I spent a good 2 hours crying alone in a tent in the middle of a forrest-y nowhere because I think there is a possibility that I am being ignored because my appearance is so off-putting that I can’t be allowed to speak—or speak too much.  Further, a group of teachers who I have spent years respecting, admiring, and dreaming of working with are ignoring me.  Am I really this frightening presence that is so manly that it surprises people when I have a pretty looking vinyasa flow going? Is there a beard growing on here that I am unaware of?  If there were, should that matter to them? I know it seems unlikely that I was not called on because of my queerness, and I now don’t believe that was the case, but after hearing all week about my “masculinity”, at the time it felt like I was out of place.  At the time, it was a very real possibility that ripped out my core. I needed a hug, or at least to talk about it.  At that point I was too ashamed of myself to ask even the friends I had made at the retreat.  Who would want to hug this?

*****

        I am a part of the yoga community, yet a chunk of the yoga community can’t handle me.  There are teachers and students who will preach acceptance and non-violence until their “OM” chanting faces turn blue, but my choice of wearing men’s athletic shorts instead of women’s can throw them off for the entire class.  It’s disheartening.  I want to teach yoga.  Now I have to wonder, am I too masculine to be accepted as a teacher?  What if this package turns off too many students?  Should I maybe go back to wearing some earrings and hope this is some type of balance?  How deep is my voice?  Do I walk differently when I think I’m being watched?

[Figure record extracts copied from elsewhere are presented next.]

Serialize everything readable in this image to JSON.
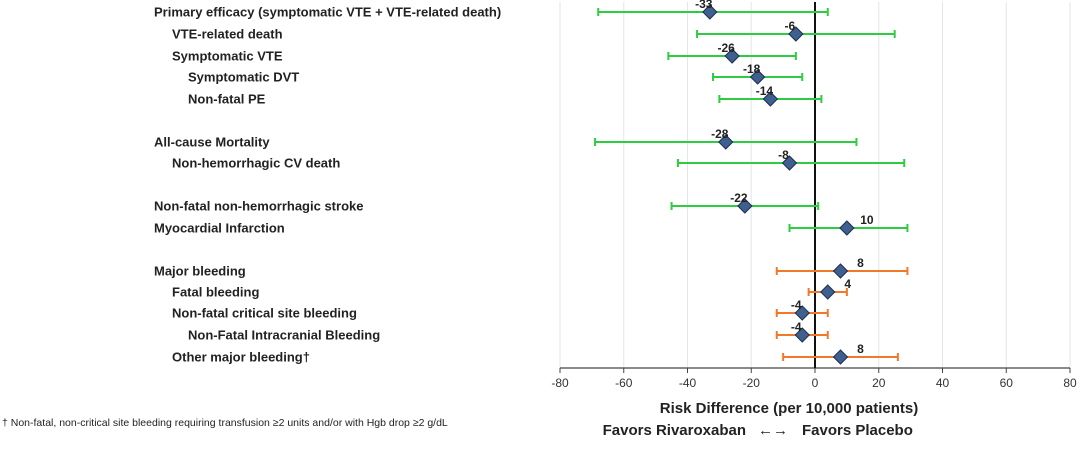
{
  "chart_data": {
    "type": "forest",
    "xlabel": "Risk Difference (per 10,000 patients)",
    "xlim": [
      -80,
      80
    ],
    "xticks": [
      -80,
      -60,
      -40,
      -20,
      0,
      20,
      40,
      60,
      80
    ],
    "favors_left": "Favors Rivaroxaban",
    "favors_right": "Favors Placebo",
    "arrow_glyph": "←→",
    "footnote": "† Non-fatal, non-critical site bleeding requiring transfusion ≥2 units and/or with Hgb drop ≥2 g/dL",
    "colors": {
      "efficacy": "#2ecc40",
      "safety": "#f07a2a",
      "marker": "#3f5f8f",
      "marker_stroke": "#1c2f50",
      "grid": "#e6e6e6"
    },
    "rows": [
      {
        "label": "Primary efficacy (symptomatic VTE + VTE-related death)",
        "indent": 0,
        "value": -33,
        "value_text": "-33",
        "ci": [
          -68,
          4
        ],
        "color": "efficacy"
      },
      {
        "label": "VTE-related death",
        "indent": 1,
        "value": -6,
        "value_text": "-6",
        "ci": [
          -37,
          25
        ],
        "color": "efficacy"
      },
      {
        "label": "Symptomatic VTE",
        "indent": 1,
        "value": -26,
        "value_text": "-26",
        "ci": [
          -46,
          -6
        ],
        "color": "efficacy"
      },
      {
        "label": "Symptomatic DVT",
        "indent": 2,
        "value": -18,
        "value_text": "-18",
        "ci": [
          -32,
          -4
        ],
        "color": "efficacy"
      },
      {
        "label": "Non-fatal PE",
        "indent": 2,
        "value": -14,
        "value_text": "-14",
        "ci": [
          -30,
          2
        ],
        "color": "efficacy"
      },
      {
        "label": "All-cause Mortality",
        "indent": 0,
        "value": -28,
        "value_text": "-28",
        "ci": [
          -69,
          13
        ],
        "color": "efficacy"
      },
      {
        "label": "Non-hemorrhagic CV death",
        "indent": 1,
        "value": -8,
        "value_text": "-8",
        "ci": [
          -43,
          28
        ],
        "color": "efficacy"
      },
      {
        "label": "Non-fatal non-hemorrhagic stroke",
        "indent": 0,
        "value": -22,
        "value_text": "-22",
        "ci": [
          -45,
          1
        ],
        "color": "efficacy"
      },
      {
        "label": "Myocardial Infarction",
        "indent": 0,
        "value": 10,
        "value_text": "10",
        "ci": [
          -8,
          29
        ],
        "color": "efficacy"
      },
      {
        "label": "Major bleeding",
        "indent": 0,
        "value": 8,
        "value_text": "8",
        "ci": [
          -12,
          29
        ],
        "color": "safety"
      },
      {
        "label": "Fatal bleeding",
        "indent": 1,
        "value": 4,
        "value_text": "4",
        "ci": [
          -2,
          10
        ],
        "color": "safety"
      },
      {
        "label": "Non-fatal critical site bleeding",
        "indent": 1,
        "value": -4,
        "value_text": "-4",
        "ci": [
          -12,
          4
        ],
        "color": "safety"
      },
      {
        "label": "Non-Fatal Intracranial Bleeding",
        "indent": 2,
        "value": -4,
        "value_text": "-4",
        "ci": [
          -12,
          4
        ],
        "color": "safety"
      },
      {
        "label": "Other major bleeding†",
        "indent": 1,
        "value": 8,
        "value_text": "8",
        "ci": [
          -10,
          26
        ],
        "color": "safety"
      }
    ]
  }
}
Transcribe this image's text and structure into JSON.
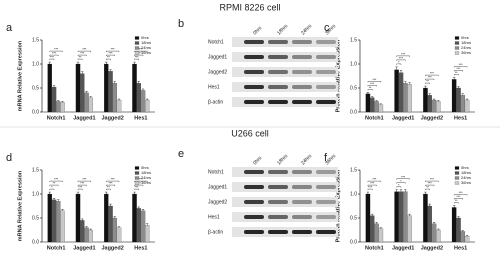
{
  "figure_titles": [
    "RPMI 8226 cell",
    "U266 cell"
  ],
  "chart_data": [
    {
      "type": "bar",
      "label": "a",
      "y_label": "mRNA Relative Expression",
      "categories": [
        "Notch1",
        "Jagged1",
        "Jagged2",
        "Hes1"
      ],
      "series": [
        {
          "name": "0hrs",
          "color": "#111111",
          "values": [
            1.0,
            1.0,
            1.0,
            1.0
          ],
          "errors": [
            0.04,
            0.04,
            0.04,
            0.04
          ]
        },
        {
          "name": "18hrs",
          "color": "#555555",
          "values": [
            0.52,
            0.8,
            0.85,
            0.6
          ],
          "errors": [
            0.03,
            0.04,
            0.03,
            0.04
          ]
        },
        {
          "name": "24hrs",
          "color": "#8c8c8c",
          "values": [
            0.22,
            0.4,
            0.6,
            0.45
          ],
          "errors": [
            0.02,
            0.03,
            0.03,
            0.03
          ]
        },
        {
          "name": "36hrs",
          "color": "#c8c8c8",
          "values": [
            0.2,
            0.3,
            0.25,
            0.25
          ],
          "errors": [
            0.02,
            0.02,
            0.02,
            0.02
          ]
        }
      ],
      "significance": [
        [
          "***",
          "***",
          "***"
        ],
        [
          "**",
          "***",
          "***"
        ],
        [
          "**",
          "***",
          "***"
        ],
        [
          "***",
          "***",
          "***"
        ]
      ],
      "ylim": [
        0,
        1.5
      ],
      "yticks": [
        {
          "value": 0,
          "label": "0.0"
        },
        {
          "value": 0.5,
          "label": "0.5"
        },
        {
          "value": 1,
          "label": "1.0"
        },
        {
          "value": 1.5,
          "label": "1.5"
        }
      ]
    },
    {
      "type": "bar",
      "label": "c",
      "y_label": "Protein Relative Expression",
      "categories": [
        "Notch1",
        "Jagged1",
        "Jagged2",
        "Hes1"
      ],
      "series": [
        {
          "name": "0hrs",
          "color": "#111111",
          "values": [
            0.38,
            0.88,
            0.5,
            0.68
          ],
          "errors": [
            0.03,
            0.06,
            0.04,
            0.04
          ]
        },
        {
          "name": "18hrs",
          "color": "#555555",
          "values": [
            0.3,
            0.82,
            0.35,
            0.5
          ],
          "errors": [
            0.02,
            0.05,
            0.03,
            0.03
          ]
        },
        {
          "name": "24hrs",
          "color": "#8c8c8c",
          "values": [
            0.22,
            0.6,
            0.25,
            0.35
          ],
          "errors": [
            0.02,
            0.03,
            0.02,
            0.03
          ]
        },
        {
          "name": "36hrs",
          "color": "#c8c8c8",
          "values": [
            0.15,
            0.58,
            0.22,
            0.25
          ],
          "errors": [
            0.02,
            0.03,
            0.02,
            0.02
          ]
        }
      ],
      "significance": [
        [
          "**",
          "***",
          "***"
        ],
        [
          "*",
          "***",
          "***"
        ],
        [
          "**",
          "***",
          "***"
        ],
        [
          "**",
          "***",
          "***"
        ]
      ],
      "ylim": [
        0,
        1.5
      ],
      "yticks": [
        {
          "value": 0,
          "label": "0.0"
        },
        {
          "value": 0.5,
          "label": "0.5"
        },
        {
          "value": 1,
          "label": "1.0"
        },
        {
          "value": 1.5,
          "label": "1.5"
        }
      ]
    },
    {
      "type": "bar",
      "label": "d",
      "y_label": "mRNA Relative Expression",
      "categories": [
        "Notch1",
        "Jagged1",
        "Jagged2",
        "Hes1"
      ],
      "series": [
        {
          "name": "0hrs",
          "color": "#111111",
          "values": [
            1.0,
            1.0,
            1.0,
            1.0
          ],
          "errors": [
            0.04,
            0.04,
            0.04,
            0.04
          ]
        },
        {
          "name": "18hrs",
          "color": "#555555",
          "values": [
            0.88,
            0.45,
            0.75,
            0.7
          ],
          "errors": [
            0.03,
            0.03,
            0.04,
            0.03
          ]
        },
        {
          "name": "24hrs",
          "color": "#8c8c8c",
          "values": [
            0.85,
            0.3,
            0.5,
            0.65
          ],
          "errors": [
            0.03,
            0.02,
            0.03,
            0.03
          ]
        },
        {
          "name": "36hrs",
          "color": "#c8c8c8",
          "values": [
            0.65,
            0.25,
            0.3,
            0.35
          ],
          "errors": [
            0.03,
            0.02,
            0.02,
            0.03
          ]
        }
      ],
      "significance": [
        [
          "*",
          "**",
          "***"
        ],
        [
          "***",
          "***",
          "***"
        ],
        [
          "**",
          "***",
          "***"
        ],
        [
          "***",
          "***",
          "***"
        ]
      ],
      "ylim": [
        0,
        1.5
      ],
      "yticks": [
        {
          "value": 0,
          "label": "0.0"
        },
        {
          "value": 0.5,
          "label": "0.5"
        },
        {
          "value": 1,
          "label": "1.0"
        },
        {
          "value": 1.5,
          "label": "1.5"
        }
      ]
    },
    {
      "type": "bar",
      "label": "f",
      "y_label": "Protein Relative Expression",
      "categories": [
        "Notch1",
        "Jagged1",
        "Jagged2",
        "Hes1"
      ],
      "series": [
        {
          "name": "0hrs",
          "color": "#111111",
          "values": [
            1.0,
            1.05,
            1.0,
            0.72
          ],
          "errors": [
            0.04,
            0.04,
            0.04,
            0.04
          ]
        },
        {
          "name": "18hrs",
          "color": "#555555",
          "values": [
            0.55,
            1.05,
            0.75,
            0.5
          ],
          "errors": [
            0.03,
            0.04,
            0.04,
            0.03
          ]
        },
        {
          "name": "24hrs",
          "color": "#8c8c8c",
          "values": [
            0.38,
            1.05,
            0.38,
            0.22
          ],
          "errors": [
            0.03,
            0.04,
            0.03,
            0.02
          ]
        },
        {
          "name": "36hrs",
          "color": "#c8c8c8",
          "values": [
            0.28,
            0.55,
            0.25,
            0.12
          ],
          "errors": [
            0.02,
            0.03,
            0.02,
            0.02
          ]
        }
      ],
      "significance": [
        [
          "***",
          "***",
          "***"
        ],
        [
          "*",
          "*",
          "***"
        ],
        [
          "**",
          "***",
          "***"
        ],
        [
          "**",
          "***",
          "***"
        ]
      ],
      "ylim": [
        0,
        1.5
      ],
      "yticks": [
        {
          "value": 0,
          "label": "0.0"
        },
        {
          "value": 0.5,
          "label": "0.5"
        },
        {
          "value": 1,
          "label": "1.0"
        },
        {
          "value": 1.5,
          "label": "1.5"
        }
      ]
    }
  ],
  "blots": [
    {
      "label": "b",
      "columns": [
        "0hrs",
        "18hrs",
        "24hrs",
        "36hrs"
      ],
      "rows": [
        "Notch1",
        "Jagged1",
        "Jagged2",
        "Hes1",
        "β-actin"
      ]
    },
    {
      "label": "e",
      "columns": [
        "0hrs",
        "18hrs",
        "24hrs",
        "36hrs"
      ],
      "rows": [
        "Notch1",
        "Jagged1",
        "Jagged2",
        "Hes1",
        "β-actin"
      ]
    }
  ]
}
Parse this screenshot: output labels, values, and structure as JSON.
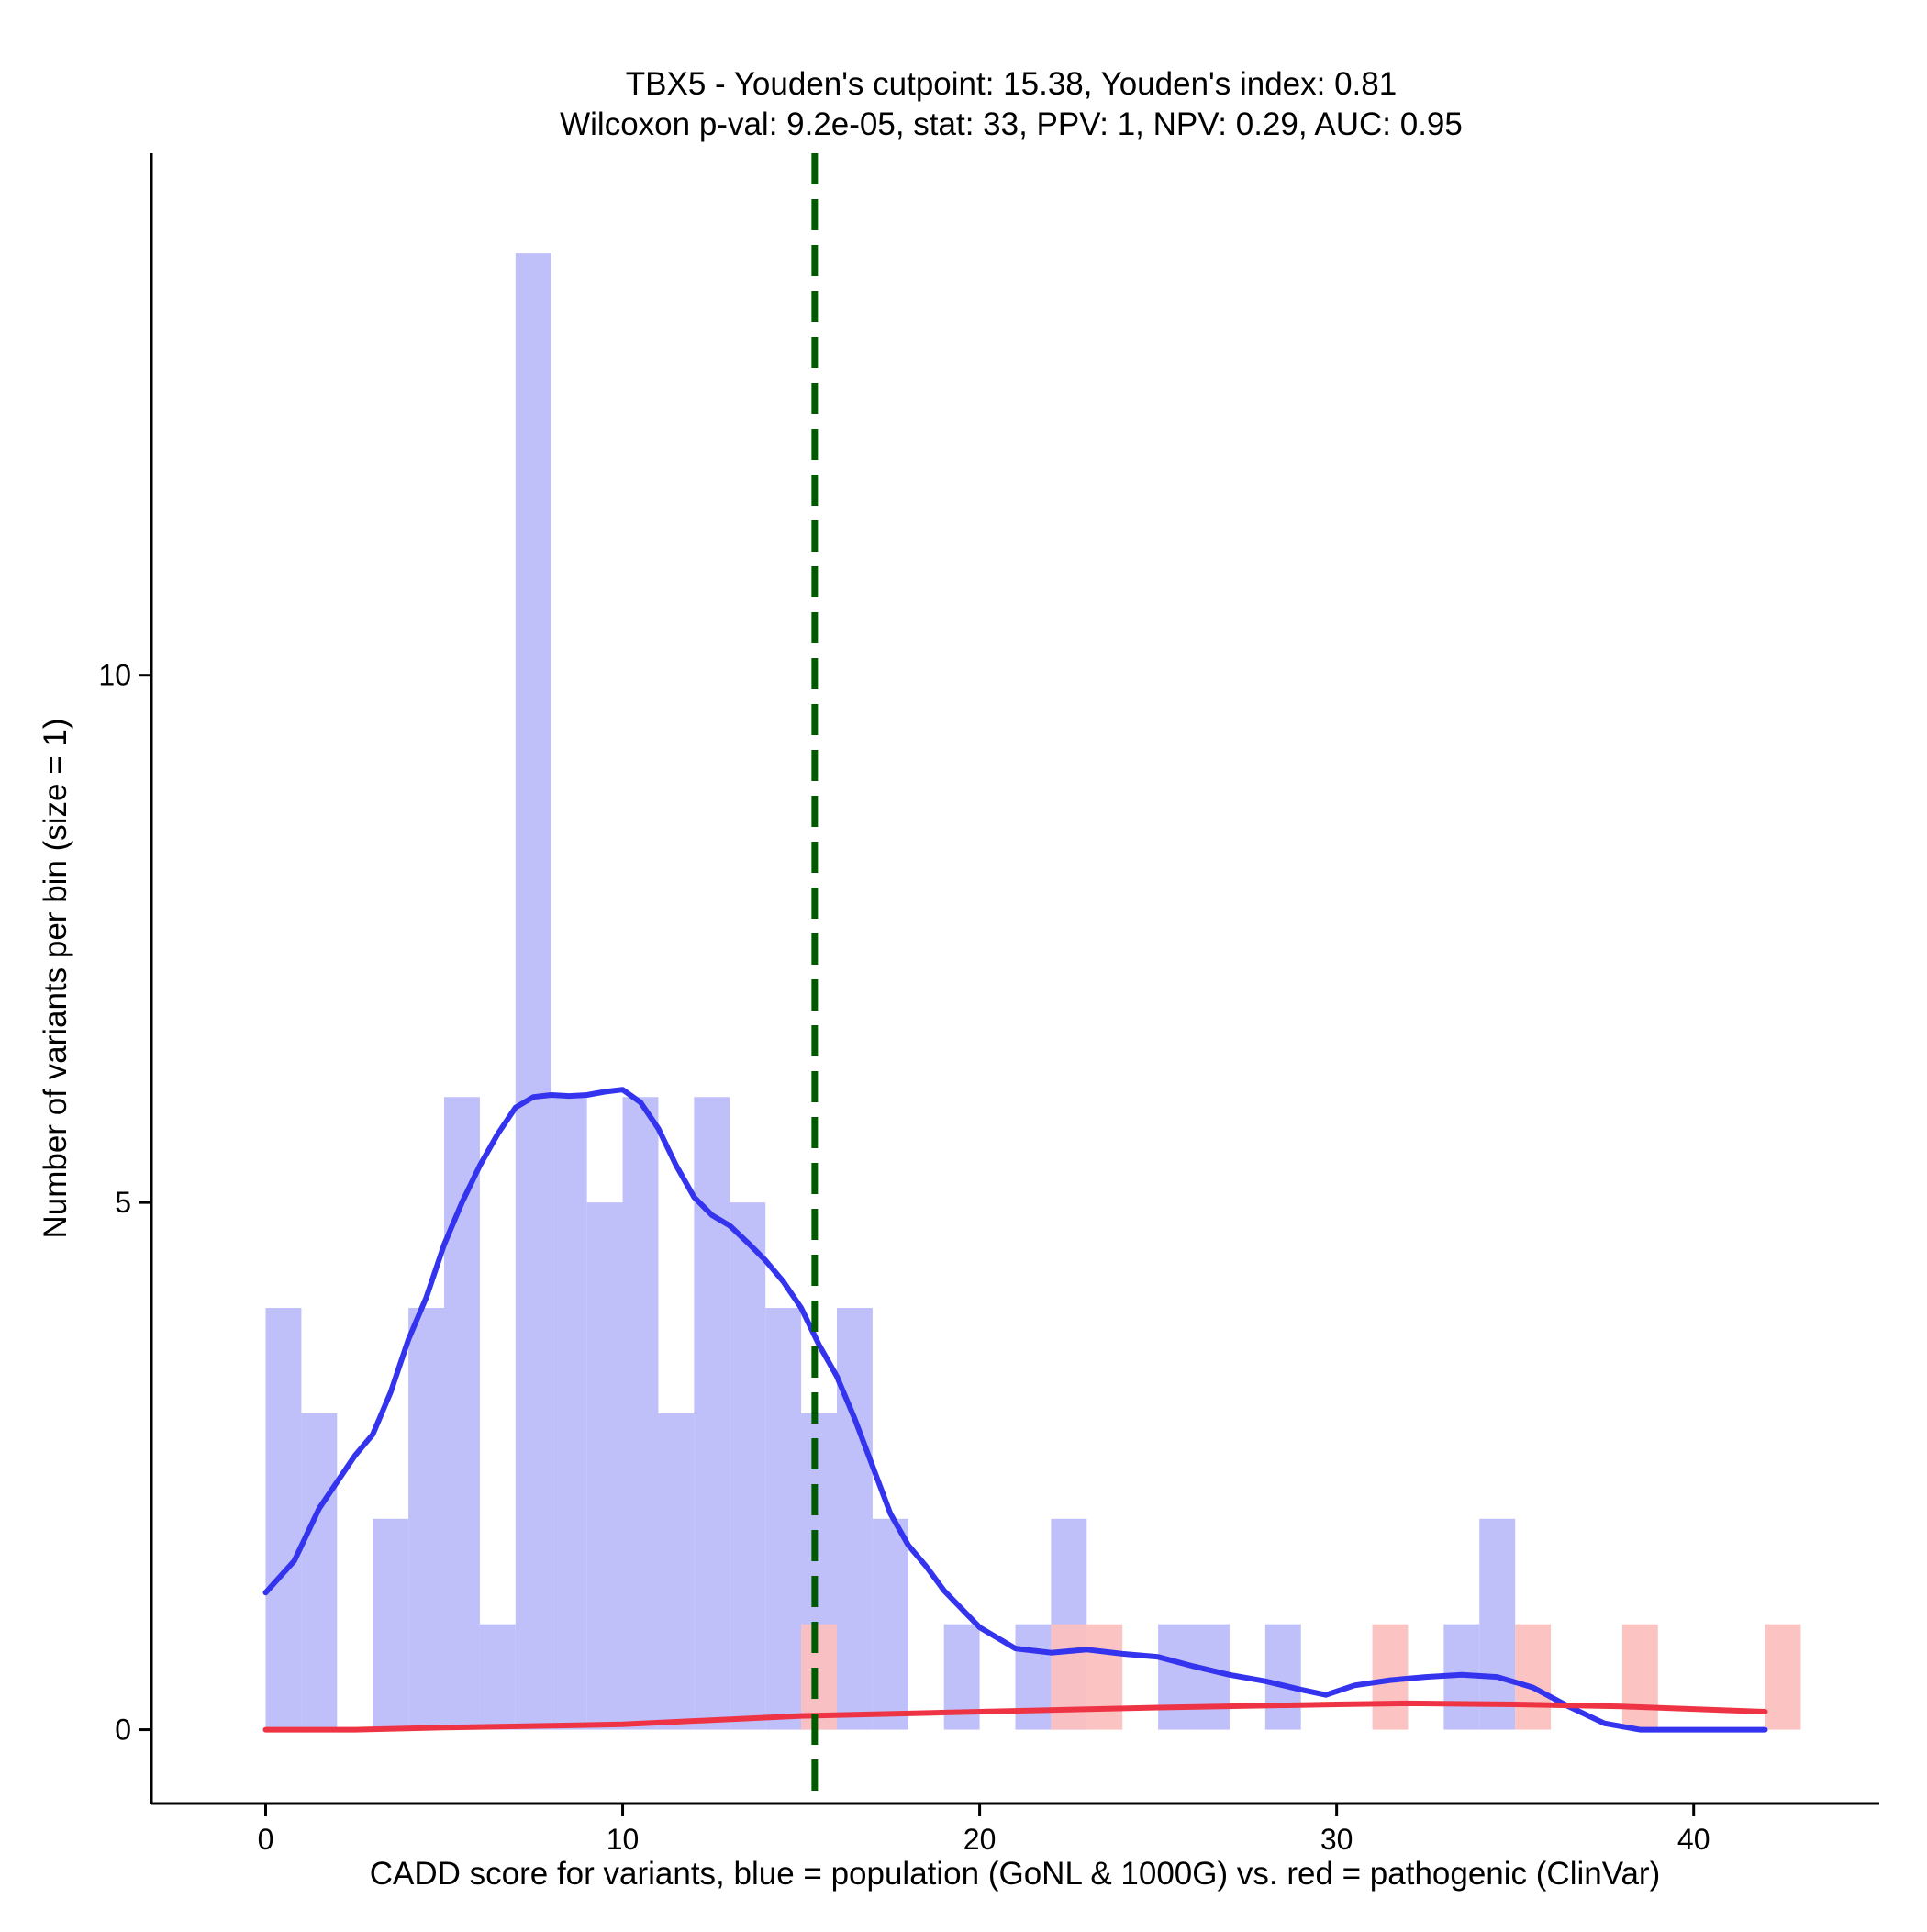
{
  "chart_data": {
    "type": "histogram",
    "title_line1": "TBX5 - Youden's cutpoint: 15.38, Youden's index: 0.81",
    "title_line2": "Wilcoxon p-val: 9.2e-05, stat: 33, PPV: 1, NPV: 0.29, AUC: 0.95",
    "xlabel": "CADD score for variants, blue = population (GoNL & 1000G) vs. red = pathogenic (ClinVar)",
    "ylabel": "Number of variants per bin (size = 1)",
    "xlim": [
      -3.2,
      45.2
    ],
    "ylim": [
      -0.7,
      14.95
    ],
    "x_ticks": [
      0,
      10,
      20,
      30,
      40
    ],
    "y_ticks": [
      0,
      5,
      10
    ],
    "bin_width": 1,
    "colors": {
      "population_bar": "#bfbffa",
      "pathogenic_bar": "#fcc0c0",
      "population_line": "#3434ee",
      "pathogenic_line": "#ee3444",
      "cutpoint_line": "#005a00"
    },
    "cutpoint": 15.38,
    "series": [
      {
        "name": "population (GoNL & 1000G)",
        "bins": [
          {
            "start": 0,
            "count": 4
          },
          {
            "start": 1,
            "count": 3
          },
          {
            "start": 3,
            "count": 2
          },
          {
            "start": 4,
            "count": 4
          },
          {
            "start": 5,
            "count": 6
          },
          {
            "start": 6,
            "count": 1
          },
          {
            "start": 7,
            "count": 14
          },
          {
            "start": 8,
            "count": 6
          },
          {
            "start": 9,
            "count": 5
          },
          {
            "start": 10,
            "count": 6
          },
          {
            "start": 11,
            "count": 3
          },
          {
            "start": 12,
            "count": 6
          },
          {
            "start": 13,
            "count": 5
          },
          {
            "start": 14,
            "count": 4
          },
          {
            "start": 15,
            "count": 3
          },
          {
            "start": 16,
            "count": 4
          },
          {
            "start": 17,
            "count": 2
          },
          {
            "start": 19,
            "count": 1
          },
          {
            "start": 21,
            "count": 1
          },
          {
            "start": 22,
            "count": 2
          },
          {
            "start": 25,
            "count": 1
          },
          {
            "start": 26,
            "count": 1
          },
          {
            "start": 28,
            "count": 1
          },
          {
            "start": 33,
            "count": 1
          },
          {
            "start": 34,
            "count": 2
          }
        ],
        "density": [
          [
            0,
            1.3
          ],
          [
            0.8,
            1.6
          ],
          [
            1.5,
            2.1
          ],
          [
            2.5,
            2.6
          ],
          [
            3,
            2.8
          ],
          [
            3.5,
            3.2
          ],
          [
            4,
            3.7
          ],
          [
            4.5,
            4.1
          ],
          [
            5,
            4.6
          ],
          [
            5.5,
            5.0
          ],
          [
            6,
            5.35
          ],
          [
            6.5,
            5.65
          ],
          [
            7,
            5.9
          ],
          [
            7.5,
            6.0
          ],
          [
            8,
            6.02
          ],
          [
            8.5,
            6.01
          ],
          [
            9,
            6.02
          ],
          [
            9.5,
            6.05
          ],
          [
            10,
            6.07
          ],
          [
            10.5,
            5.95
          ],
          [
            11,
            5.7
          ],
          [
            11.5,
            5.35
          ],
          [
            12,
            5.05
          ],
          [
            12.5,
            4.88
          ],
          [
            13,
            4.78
          ],
          [
            13.5,
            4.62
          ],
          [
            14,
            4.45
          ],
          [
            14.5,
            4.25
          ],
          [
            15,
            4.0
          ],
          [
            15.5,
            3.65
          ],
          [
            16,
            3.35
          ],
          [
            16.5,
            2.95
          ],
          [
            17,
            2.5
          ],
          [
            17.5,
            2.05
          ],
          [
            18,
            1.75
          ],
          [
            18.5,
            1.55
          ],
          [
            19,
            1.32
          ],
          [
            20,
            0.97
          ],
          [
            21,
            0.77
          ],
          [
            22,
            0.73
          ],
          [
            23,
            0.76
          ],
          [
            24,
            0.72
          ],
          [
            25,
            0.69
          ],
          [
            26,
            0.6
          ],
          [
            27,
            0.52
          ],
          [
            28,
            0.46
          ],
          [
            29,
            0.38
          ],
          [
            29.7,
            0.33
          ],
          [
            30.5,
            0.42
          ],
          [
            31.5,
            0.47
          ],
          [
            32.5,
            0.5
          ],
          [
            33.5,
            0.52
          ],
          [
            34.5,
            0.5
          ],
          [
            35.5,
            0.4
          ],
          [
            36.5,
            0.22
          ],
          [
            37.5,
            0.06
          ],
          [
            38.5,
            0.0
          ],
          [
            42,
            0.0
          ]
        ]
      },
      {
        "name": "pathogenic (ClinVar)",
        "bins": [
          {
            "start": 15,
            "count": 1
          },
          {
            "start": 22,
            "count": 1
          },
          {
            "start": 23,
            "count": 1
          },
          {
            "start": 31,
            "count": 1
          },
          {
            "start": 35,
            "count": 1
          },
          {
            "start": 38,
            "count": 1
          },
          {
            "start": 42,
            "count": 1
          }
        ],
        "density": [
          [
            0,
            0.0
          ],
          [
            2.5,
            0.0
          ],
          [
            5,
            0.02
          ],
          [
            10,
            0.05
          ],
          [
            15,
            0.13
          ],
          [
            20,
            0.17
          ],
          [
            25,
            0.21
          ],
          [
            30,
            0.24
          ],
          [
            32,
            0.25
          ],
          [
            35,
            0.24
          ],
          [
            38,
            0.22
          ],
          [
            42,
            0.17
          ]
        ]
      }
    ]
  }
}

I don’t have any answers right now.  Suggestions are welcome.  For now, I will continue the quest for the perfect arm balance, and I will do this in my sleeveless T-shirt from the men’s section that shows off my arms and tattoo.  I will accept that right now I will be the focus of comments, but that the people that they are coming from need to see me being “this way”, and doing yoga just like they do.  I will get on my mat, smile at them, and take practice.  That’s my revolution.